The HVD Federal Association calls for the deletion without replacement of Section 219a of the German Criminal Code (StGB), which criminalizes so-called advertising for abortions, as well as age-independent access to free contraceptives. The draft law presented by the Federal Ministry of Justice and Consumer Protection (BMJV) to improve information on abortion does not even begin to meet the goal it has set itself of making it easier for affected women to access information on abortion and, in particular, to create legal certainty for doctors who perform abortions.
Unwanted pregnant women and the doctors who care for them need neither state bureaucratization nor dubious studies on mental well-being after abortions, but rather a supportive attitude and measures by the state to promote the right to self-determination in the context of reproductive health, according to a recent statement by the HVD Federal Presidium.

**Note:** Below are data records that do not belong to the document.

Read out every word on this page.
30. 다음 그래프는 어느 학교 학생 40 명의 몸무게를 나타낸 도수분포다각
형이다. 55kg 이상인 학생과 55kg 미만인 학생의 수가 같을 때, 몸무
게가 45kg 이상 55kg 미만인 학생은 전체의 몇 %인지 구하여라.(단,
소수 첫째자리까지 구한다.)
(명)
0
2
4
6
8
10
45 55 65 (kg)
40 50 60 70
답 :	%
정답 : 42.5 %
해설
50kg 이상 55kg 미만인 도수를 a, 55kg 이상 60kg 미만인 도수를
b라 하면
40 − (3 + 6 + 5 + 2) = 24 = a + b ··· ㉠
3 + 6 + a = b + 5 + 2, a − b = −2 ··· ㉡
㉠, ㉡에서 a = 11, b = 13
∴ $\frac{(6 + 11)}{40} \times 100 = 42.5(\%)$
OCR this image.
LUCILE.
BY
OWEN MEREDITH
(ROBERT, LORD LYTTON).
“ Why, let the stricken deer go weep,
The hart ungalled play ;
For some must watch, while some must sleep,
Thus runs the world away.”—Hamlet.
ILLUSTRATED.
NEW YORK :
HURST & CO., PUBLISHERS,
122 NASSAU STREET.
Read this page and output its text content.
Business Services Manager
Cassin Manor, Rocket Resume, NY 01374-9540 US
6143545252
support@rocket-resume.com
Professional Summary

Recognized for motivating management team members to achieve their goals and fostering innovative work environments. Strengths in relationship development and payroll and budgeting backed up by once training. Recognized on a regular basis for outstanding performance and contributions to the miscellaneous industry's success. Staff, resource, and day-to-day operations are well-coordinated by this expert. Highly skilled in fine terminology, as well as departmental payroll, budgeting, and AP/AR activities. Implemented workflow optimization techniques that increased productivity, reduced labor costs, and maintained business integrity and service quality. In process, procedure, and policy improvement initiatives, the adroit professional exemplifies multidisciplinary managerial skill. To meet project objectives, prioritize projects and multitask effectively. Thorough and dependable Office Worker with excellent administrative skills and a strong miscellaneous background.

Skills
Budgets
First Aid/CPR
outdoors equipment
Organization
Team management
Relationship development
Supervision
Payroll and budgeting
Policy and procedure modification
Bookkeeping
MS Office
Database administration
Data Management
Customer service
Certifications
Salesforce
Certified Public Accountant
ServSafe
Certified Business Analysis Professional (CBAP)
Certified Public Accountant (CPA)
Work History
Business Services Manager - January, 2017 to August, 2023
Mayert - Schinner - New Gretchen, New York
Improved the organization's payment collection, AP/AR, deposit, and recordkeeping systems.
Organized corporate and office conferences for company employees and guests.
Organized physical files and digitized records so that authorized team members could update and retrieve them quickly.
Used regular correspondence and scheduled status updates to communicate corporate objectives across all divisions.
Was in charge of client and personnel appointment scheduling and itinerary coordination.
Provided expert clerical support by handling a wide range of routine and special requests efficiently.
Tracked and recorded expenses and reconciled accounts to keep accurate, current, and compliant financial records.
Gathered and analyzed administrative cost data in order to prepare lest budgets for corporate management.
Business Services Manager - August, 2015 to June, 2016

“The draft law that emerged as a compromise is unacceptable, as it continues to severely restrict doctors in their ability to provide information and unwanted pregnant women are denied low-threshold access to necessary information,” explains Dr. Ines P. Scheibe, member of the HVD Federal Presidium and co-founder of the Alliance for Sexual Self-Determination.
The so-called “advertising ban” was introduced into the German Criminal Code by the National Socialists in 1933; the law was retained in the Federal Republic of Germany. However, even a reference on the homepage of a doctor’s practice that the procedure is offered at all is considered “advertising”. In November 2017, gynaecologist Kristina Hänel from Giessen was sentenced to a fine for this information, and the paragraph has been the subject of heated debate ever since.
“For humanists, the current discussion about § 219a StGB shows how abortions in Germany continue to be a social taboo and criminalized, and how freedom of information and patients’ rights are being curtailed in our society,” continues Ines P. Scheibe.
The Humanist Association of Germany is a founding member of the Alliance for Sexual Self-Determination and had already called for the abolition of Section 219a in a broad alliance of associations in April 2018 and reaffirmed this in an open letter to the Federal Government in October 2018.